Libby Davies, NPD MP for Vancouver East, knows the dangers posed by the criminalized status of sex workers better than most. It was from her area that more than 60 women disappeared, many of whom were subsequently found to have been murdered. Robert Pickton is on trial for six of those murders.

Davies traces the long rise in violence back to 1985, and a crackdown on the sex trade. The aim then was to go after workers as well as their clients, but it has created a difficult situation, she says.

"Twenty years later, we're still dealing with it in my riding," she says. "The law creates this terrible situation."

She describes the Downtown Eastside area as a "mass of grief."

"So many people end up on the list of murdered people," she says. "The disappearance of more than 60 women from the Downtown Eastside, and hundreds more from across the country, also raises deeply disturbing questions about Canada's justice system and how it failed."

She is calling for a public inquiry into the police handling of the missing-women cases.

Imagine, she says, if five nurses or students went missing.

"But sex workers don't count. They're garbage."

While the Pickton trial has focused the eyes of Canada - and the wider world - on the troubles of her riding, she says the fear is that once the trial ends, "people will forget. Things will go back to the way they were."

Davies sat on the parliamentary committee examining current laws and travelled with it across the country, interviewing 100 sex-trade workers, including men and women in Halifax. She says the situation she encountered around Gottingen Street reminded her of home.

"The status quo is unacceptable. (The laws) are not working. They are creating harm."

What shocks Davies is the vast amount of police resources poured into arresting these women. She calls for a "more humane" approach.

"I believe the federal government must come to terms with the contradictions and impossibility of the status quo, and engage in a process of law reform that will lead to the decriminalization of laws pertaining to prostitution, and focus criminal sanctions on harmful situations."

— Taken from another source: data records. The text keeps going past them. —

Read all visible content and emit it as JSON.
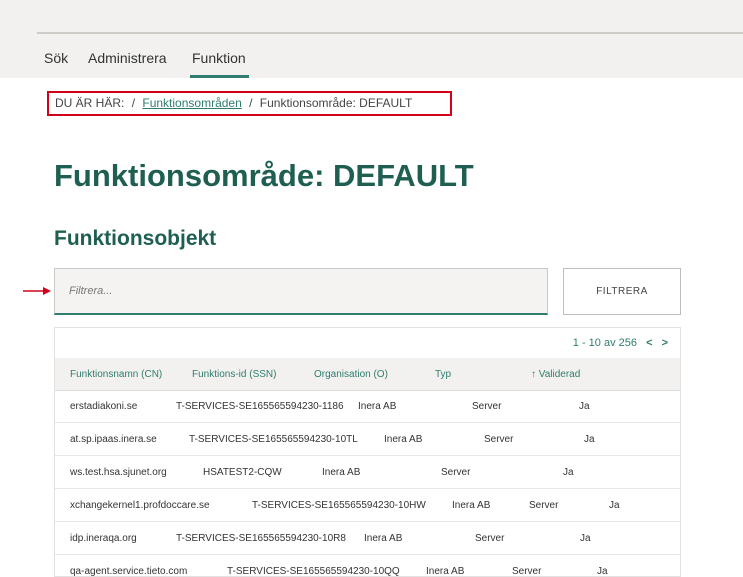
{
  "nav": {
    "items": [
      "Sök",
      "Administrera",
      "Funktion"
    ],
    "active": "Funktion"
  },
  "breadcrumb": {
    "prefix": "DU ÄR HÄR:",
    "separator": "/",
    "link": "Funktionsområden",
    "current": "Funktionsområde: DEFAULT"
  },
  "page": {
    "title": "Funktionsområde: DEFAULT",
    "section_title": "Funktionsobjekt"
  },
  "filter": {
    "placeholder": "Filtrera...",
    "button_label": "FILTRERA"
  },
  "pagination": {
    "label": "1 - 10 av 256",
    "prev": "<",
    "next": ">"
  },
  "table": {
    "columns": [
      "Funktionsnamn (CN)",
      "Funktions-id (SSN)",
      "Organisation (O)",
      "Typ",
      "Validerad"
    ],
    "sort_indicator": "↑",
    "rows": [
      [
        "erstadiakoni.se",
        "T-SERVICES-SE165565594230-1186",
        "Inera AB",
        "Server",
        "Ja"
      ],
      [
        "at.sp.ipaas.inera.se",
        "T-SERVICES-SE165565594230-10TL",
        "Inera AB",
        "Server",
        "Ja"
      ],
      [
        "ws.test.hsa.sjunet.org",
        "HSATEST2-CQW",
        "Inera AB",
        "Server",
        "Ja"
      ],
      [
        "xchangekernel1.profdoccare.se",
        "T-SERVICES-SE165565594230-10HW",
        "Inera AB",
        "Server",
        "Ja"
      ],
      [
        "idp.ineraqa.org",
        "T-SERVICES-SE165565594230-10R8",
        "Inera AB",
        "Server",
        "Ja"
      ],
      [
        "qa-agent.service.tieto.com",
        "T-SERVICES-SE165565594230-10QQ",
        "Inera AB",
        "Server",
        "Ja"
      ]
    ]
  },
  "colors": {
    "accent": "#2e7d6e",
    "heading": "#1f5f52",
    "highlight": "#d4001a"
  }
}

As all sides of the debate focus on getting workers off the streets, Davies advocates opening "safe houses" in which women can work in a protected environment.

"The community is safer, the women are safer," she says. "Can't we do something to get them indoors?"

Davies is optimistic about the two court challenges, but regrets it may take the courts to force her fellow parliamentarians to "do the right thing," as she says happened in the same-sex marriage debate.

"The issue (should be) to separate what is consenting from what is not," she argues. "Women face the most violence in marriages, but we don't ban marriage. We focus on the violence."